If the digits one through nine are arranged, the resulting number will always be divisible by nine (a number is divisible by nine if the sum of its digits is divisible by nine). The question can be simplified to ask for the probability that the resulting number is even. Now, there are four options for the last digit (2, 4, 6, 8). There are then eight options for the digit before the last (one option is already taken). There are seven options for next, and so on. The total number of combinations divisible by eighteen is 4*8*7*6*5*4*3*2*1. The total number of combinations is 9*8*7*6*5*4*3*2*1. The probability a combination is divisible by eighteen is 4*8*7*6*5*4*3*2*1/9*8*7*6*5*4*3*2*1 or 4/9.
Jul 07, 2008
|Your calculations are correct, but this problem is much easier than that.|
For a number to be divisible by 18 it need only be even and divisible by nine.

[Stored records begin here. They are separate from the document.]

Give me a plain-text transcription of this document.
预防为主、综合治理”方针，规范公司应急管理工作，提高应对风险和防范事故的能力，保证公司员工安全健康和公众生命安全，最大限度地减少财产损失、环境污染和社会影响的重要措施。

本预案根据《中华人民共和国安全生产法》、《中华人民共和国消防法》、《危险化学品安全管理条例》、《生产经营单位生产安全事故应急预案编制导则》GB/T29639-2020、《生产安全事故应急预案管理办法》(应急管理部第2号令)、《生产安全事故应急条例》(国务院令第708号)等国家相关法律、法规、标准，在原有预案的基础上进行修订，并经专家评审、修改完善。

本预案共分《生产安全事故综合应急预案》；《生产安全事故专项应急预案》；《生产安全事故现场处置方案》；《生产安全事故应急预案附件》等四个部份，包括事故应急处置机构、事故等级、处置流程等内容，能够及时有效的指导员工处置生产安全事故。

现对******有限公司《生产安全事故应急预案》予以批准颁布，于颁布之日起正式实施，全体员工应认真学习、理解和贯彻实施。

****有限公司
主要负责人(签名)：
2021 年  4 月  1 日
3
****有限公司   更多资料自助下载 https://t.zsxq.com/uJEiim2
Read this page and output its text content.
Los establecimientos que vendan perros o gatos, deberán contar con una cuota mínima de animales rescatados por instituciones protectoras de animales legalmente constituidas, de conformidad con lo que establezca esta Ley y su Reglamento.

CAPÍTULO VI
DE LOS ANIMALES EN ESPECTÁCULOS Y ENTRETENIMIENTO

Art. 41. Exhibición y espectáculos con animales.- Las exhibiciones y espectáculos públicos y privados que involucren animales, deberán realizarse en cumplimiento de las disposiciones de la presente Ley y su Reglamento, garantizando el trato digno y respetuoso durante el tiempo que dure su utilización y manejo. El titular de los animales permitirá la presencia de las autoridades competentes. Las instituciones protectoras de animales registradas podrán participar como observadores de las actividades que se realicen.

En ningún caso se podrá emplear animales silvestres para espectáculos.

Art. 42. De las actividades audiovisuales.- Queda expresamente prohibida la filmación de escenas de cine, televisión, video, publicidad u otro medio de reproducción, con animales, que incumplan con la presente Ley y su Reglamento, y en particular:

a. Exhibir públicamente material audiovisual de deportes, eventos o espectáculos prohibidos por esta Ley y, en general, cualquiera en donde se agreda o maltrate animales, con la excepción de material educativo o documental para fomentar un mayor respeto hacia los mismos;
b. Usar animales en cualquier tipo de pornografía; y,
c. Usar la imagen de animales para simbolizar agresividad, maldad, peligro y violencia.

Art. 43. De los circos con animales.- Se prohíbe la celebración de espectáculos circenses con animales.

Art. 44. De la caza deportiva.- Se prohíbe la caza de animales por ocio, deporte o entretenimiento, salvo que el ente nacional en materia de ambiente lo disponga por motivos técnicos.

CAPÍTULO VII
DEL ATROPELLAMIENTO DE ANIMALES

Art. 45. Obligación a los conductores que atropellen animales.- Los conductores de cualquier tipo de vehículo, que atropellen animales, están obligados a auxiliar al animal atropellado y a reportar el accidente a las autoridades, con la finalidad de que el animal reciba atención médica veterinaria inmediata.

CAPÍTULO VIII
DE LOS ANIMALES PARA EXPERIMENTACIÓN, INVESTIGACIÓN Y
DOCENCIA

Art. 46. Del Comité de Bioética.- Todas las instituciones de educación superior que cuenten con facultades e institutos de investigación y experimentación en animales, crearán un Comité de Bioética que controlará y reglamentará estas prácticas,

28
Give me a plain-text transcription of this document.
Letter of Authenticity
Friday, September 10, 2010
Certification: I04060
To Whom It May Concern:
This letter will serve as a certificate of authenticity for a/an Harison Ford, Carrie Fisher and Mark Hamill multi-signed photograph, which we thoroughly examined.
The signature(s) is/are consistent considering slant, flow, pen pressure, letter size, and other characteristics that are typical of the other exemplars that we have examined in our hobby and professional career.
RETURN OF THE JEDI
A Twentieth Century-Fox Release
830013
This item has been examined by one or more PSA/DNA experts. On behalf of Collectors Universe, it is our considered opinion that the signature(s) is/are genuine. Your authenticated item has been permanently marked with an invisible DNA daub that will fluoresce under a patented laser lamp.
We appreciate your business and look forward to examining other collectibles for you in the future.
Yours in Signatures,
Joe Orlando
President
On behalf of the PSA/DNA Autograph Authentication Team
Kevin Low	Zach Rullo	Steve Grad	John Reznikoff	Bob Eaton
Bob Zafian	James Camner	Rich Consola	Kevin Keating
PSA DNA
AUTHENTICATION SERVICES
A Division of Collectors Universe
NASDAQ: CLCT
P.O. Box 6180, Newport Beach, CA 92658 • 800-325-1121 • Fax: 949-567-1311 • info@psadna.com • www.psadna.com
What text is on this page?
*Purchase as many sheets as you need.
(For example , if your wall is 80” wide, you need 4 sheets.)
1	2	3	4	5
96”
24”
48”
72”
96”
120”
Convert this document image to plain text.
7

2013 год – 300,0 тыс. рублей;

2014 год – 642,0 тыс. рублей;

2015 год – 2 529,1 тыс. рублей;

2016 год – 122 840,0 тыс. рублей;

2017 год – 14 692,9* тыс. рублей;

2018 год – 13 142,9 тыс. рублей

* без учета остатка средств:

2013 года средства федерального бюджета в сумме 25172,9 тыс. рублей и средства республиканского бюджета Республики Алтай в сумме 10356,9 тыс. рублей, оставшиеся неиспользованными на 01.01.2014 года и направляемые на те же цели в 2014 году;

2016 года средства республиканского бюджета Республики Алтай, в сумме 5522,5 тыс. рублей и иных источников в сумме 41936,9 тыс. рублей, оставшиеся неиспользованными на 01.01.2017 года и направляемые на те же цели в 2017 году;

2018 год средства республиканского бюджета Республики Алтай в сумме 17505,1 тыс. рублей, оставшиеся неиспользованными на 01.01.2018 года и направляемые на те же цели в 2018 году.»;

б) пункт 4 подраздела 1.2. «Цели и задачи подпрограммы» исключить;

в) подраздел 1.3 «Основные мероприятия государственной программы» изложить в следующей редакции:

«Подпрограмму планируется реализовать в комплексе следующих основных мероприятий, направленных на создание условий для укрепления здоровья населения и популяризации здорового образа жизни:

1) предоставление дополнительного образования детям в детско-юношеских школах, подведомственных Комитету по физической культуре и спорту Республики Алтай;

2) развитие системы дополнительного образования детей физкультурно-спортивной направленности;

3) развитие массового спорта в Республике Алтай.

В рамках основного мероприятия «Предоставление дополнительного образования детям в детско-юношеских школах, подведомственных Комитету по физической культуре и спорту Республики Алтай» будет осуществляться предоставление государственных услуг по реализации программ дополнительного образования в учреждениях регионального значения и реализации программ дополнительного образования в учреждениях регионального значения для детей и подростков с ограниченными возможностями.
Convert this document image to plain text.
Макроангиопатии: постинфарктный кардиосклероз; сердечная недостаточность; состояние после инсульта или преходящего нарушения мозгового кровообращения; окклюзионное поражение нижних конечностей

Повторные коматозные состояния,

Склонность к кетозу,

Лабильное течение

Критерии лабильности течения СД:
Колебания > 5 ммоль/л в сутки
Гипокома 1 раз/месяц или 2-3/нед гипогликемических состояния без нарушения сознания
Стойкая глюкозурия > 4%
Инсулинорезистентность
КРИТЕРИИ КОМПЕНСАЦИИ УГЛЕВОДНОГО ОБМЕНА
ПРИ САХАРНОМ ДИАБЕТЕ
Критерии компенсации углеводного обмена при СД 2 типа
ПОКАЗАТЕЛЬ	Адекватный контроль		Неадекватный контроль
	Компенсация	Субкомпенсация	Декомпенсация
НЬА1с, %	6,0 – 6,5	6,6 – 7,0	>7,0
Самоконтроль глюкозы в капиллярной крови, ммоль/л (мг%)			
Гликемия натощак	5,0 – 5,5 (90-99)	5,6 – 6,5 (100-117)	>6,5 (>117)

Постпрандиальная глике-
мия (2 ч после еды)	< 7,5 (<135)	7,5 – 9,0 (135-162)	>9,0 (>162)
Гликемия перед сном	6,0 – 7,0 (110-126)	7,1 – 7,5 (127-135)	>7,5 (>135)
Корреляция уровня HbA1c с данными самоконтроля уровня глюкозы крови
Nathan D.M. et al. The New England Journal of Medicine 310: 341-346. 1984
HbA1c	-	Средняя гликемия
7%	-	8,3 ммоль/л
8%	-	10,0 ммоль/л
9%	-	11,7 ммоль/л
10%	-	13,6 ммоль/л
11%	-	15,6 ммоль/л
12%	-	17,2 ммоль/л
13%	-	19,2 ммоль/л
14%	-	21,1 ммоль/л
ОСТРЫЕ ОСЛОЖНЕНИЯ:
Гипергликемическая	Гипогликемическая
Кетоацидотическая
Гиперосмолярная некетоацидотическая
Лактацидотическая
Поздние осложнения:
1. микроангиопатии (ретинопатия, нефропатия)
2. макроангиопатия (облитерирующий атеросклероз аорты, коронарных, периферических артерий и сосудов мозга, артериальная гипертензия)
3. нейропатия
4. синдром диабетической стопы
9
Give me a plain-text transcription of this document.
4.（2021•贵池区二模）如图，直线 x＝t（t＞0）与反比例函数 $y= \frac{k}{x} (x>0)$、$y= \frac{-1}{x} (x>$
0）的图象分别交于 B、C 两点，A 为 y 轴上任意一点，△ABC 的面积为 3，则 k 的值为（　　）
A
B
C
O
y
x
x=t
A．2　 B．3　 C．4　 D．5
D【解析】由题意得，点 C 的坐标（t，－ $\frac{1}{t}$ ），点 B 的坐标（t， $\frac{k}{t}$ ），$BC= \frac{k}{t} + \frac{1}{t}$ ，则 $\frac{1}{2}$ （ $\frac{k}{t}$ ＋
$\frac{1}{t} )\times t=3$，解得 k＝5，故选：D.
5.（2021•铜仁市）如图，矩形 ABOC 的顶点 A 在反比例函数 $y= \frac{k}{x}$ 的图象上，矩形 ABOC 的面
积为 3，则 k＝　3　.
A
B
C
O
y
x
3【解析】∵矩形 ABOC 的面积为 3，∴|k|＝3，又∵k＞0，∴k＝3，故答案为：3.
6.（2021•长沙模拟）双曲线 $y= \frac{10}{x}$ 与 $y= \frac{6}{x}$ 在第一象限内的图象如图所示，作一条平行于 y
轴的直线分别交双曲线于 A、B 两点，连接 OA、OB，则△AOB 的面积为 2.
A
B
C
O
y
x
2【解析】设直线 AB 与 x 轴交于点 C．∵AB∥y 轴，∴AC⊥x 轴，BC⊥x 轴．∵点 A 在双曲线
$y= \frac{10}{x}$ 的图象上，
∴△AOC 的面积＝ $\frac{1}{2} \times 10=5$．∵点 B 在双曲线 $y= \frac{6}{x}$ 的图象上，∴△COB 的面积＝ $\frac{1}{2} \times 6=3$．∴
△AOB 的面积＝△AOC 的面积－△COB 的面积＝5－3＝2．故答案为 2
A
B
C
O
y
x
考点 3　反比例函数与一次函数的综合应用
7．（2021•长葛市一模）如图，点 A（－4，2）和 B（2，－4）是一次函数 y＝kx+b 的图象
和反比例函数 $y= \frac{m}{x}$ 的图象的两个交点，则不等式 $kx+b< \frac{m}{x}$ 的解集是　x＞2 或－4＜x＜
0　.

A number is divisible by nine if the sum of its digits is divisible by nine (or, if you continue to sum the digits, eventually equals nine). A nine digit number comprised of the digits 1-9 with none of the digits repeating digit sums to 45 (which then sums again to 9) and thus is divisible by nine. All we have to do is determine which combinations are even, so all we care about is the final digit. Of the numbers 1-9, only four are even (2,4,6,, so there is simply a 4 in 9 chance that the final digit will be even, which leaves the number divisible by 18. Discrete mathematics are cool, but here they are entirely unnecessary.
Jul 14, 2008
|That is the procedure I took. I think we are saying the same thing in different ways. |
Jul 14, 2008
|I glanced at it again. Your way is actually easier. (I could not edit my previous post). Thank you for the alternate solution! |
Jan 04, 2009
|Would things be made more interesting if you were asking for it to be divisible by 36 instead of 18? Because it isn't a 2/9 probability then, is it?|
That way you need it obviously divisible by 4 instead as well as 9. You look at the last two digits then: the probability isn't just 2/9 because you obviously can't repeat the digits, and 0 isn't there to add to the complications.
Just a thought
Jan 04, 2009
| It seems you can't change the comments. |
Anyway, thinking it through, trying to get it divisible by 36 isn't more interesting than the original problem after all. A quick calculation and I make it 16/72 = 2/9.
Sorry for embarking on a dead-end journey!